Criterios de derivación:
Numerosos estudios han demostrado la importancia de la referencia
precoz al nefrólogo
de los pacientes con patología renal (5). Aunque los criterios de derivación
no están consensuados, se podrían resumir en:
- Insuficiencia renal con CCr confirmado <90 ml/min
- Proteinuria o microhematuria en el sedimento
- Alteraciones analíticas en sangre y orina sospechosos de afectación
renal
- Sospecha de HTA maligna con signos de retinopatía hipertensiva
o afectación cardiaca
- HTA refractaria a tratamiento
- HTA con sospecha de secundarismo
- HTA con deterioro
de función renal, hematuria y/o proteinuria
- Diabetes Mellitus con aumento o persistencia de microalbuminuria
- Diabetes Mellitus con presencia de proteinuria
- Diabetes Mellitus
con HTA >130/80 mmHg a pesar de tratamiento
En resumen, la IRC constituye una enfermedad cada vez más frecuente en
nuestro medio debido al envejecimiento de la población, y al aumento en
la incidencia de determinadas patologías como la diabetes mellitus.
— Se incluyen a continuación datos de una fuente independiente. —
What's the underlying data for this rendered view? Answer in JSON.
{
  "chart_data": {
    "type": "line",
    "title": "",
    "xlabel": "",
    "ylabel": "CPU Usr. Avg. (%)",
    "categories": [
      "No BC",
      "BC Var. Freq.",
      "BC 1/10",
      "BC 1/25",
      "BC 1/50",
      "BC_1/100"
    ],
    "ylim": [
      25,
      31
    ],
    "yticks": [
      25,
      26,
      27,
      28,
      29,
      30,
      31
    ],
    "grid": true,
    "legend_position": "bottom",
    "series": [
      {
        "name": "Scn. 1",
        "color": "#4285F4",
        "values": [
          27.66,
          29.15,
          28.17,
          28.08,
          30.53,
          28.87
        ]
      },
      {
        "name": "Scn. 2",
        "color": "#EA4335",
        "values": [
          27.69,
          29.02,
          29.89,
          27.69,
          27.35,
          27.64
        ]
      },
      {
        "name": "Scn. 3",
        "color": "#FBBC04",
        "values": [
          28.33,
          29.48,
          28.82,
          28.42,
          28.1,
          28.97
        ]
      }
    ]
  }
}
El
manejo estrecho del paciente es fundamental, con un enfoque destinado a prevenir
las complicaciones de la IRC. La IRC es una patología con alta morbilidad
cardiovascular en la que la detección precoz, remisión adecuada
a Nefrología y el trabajo en equipos multidisciplinares, especialmente
con Atención Primaria, puede conseguir el retraso del inicio de diálisis,
mejorar la morbimortalidad y calidad de vida de estos pacientes.
Bibliografía
-
National Kidney Foundation: K/DOQI clinical practice guidelines
for chronic kidney disease: evaluation, classification, and
stratification.
Am J Kidney Dis, 2002 Feb;39(2 Suppl 1):S1-266
-
López Revuelta K, et al: Informe de diálisis
y trasplante año 2001 de la Sociedad Española
de Nefrología y Registros Autonómicos. Nefrología
2004;1:21-33
-
Normas de Actuación Clínica de la Sociedad
Española de Nefrología. www.senefro.org.
-
Guía Clínica de la Insuficiencia Renal en Atención
Primaria. www.semergen.es.
-
Documento de Consenso 2002 sobre
pautas de detección, prevención
y tratamiento de la nefropatía diabética en España.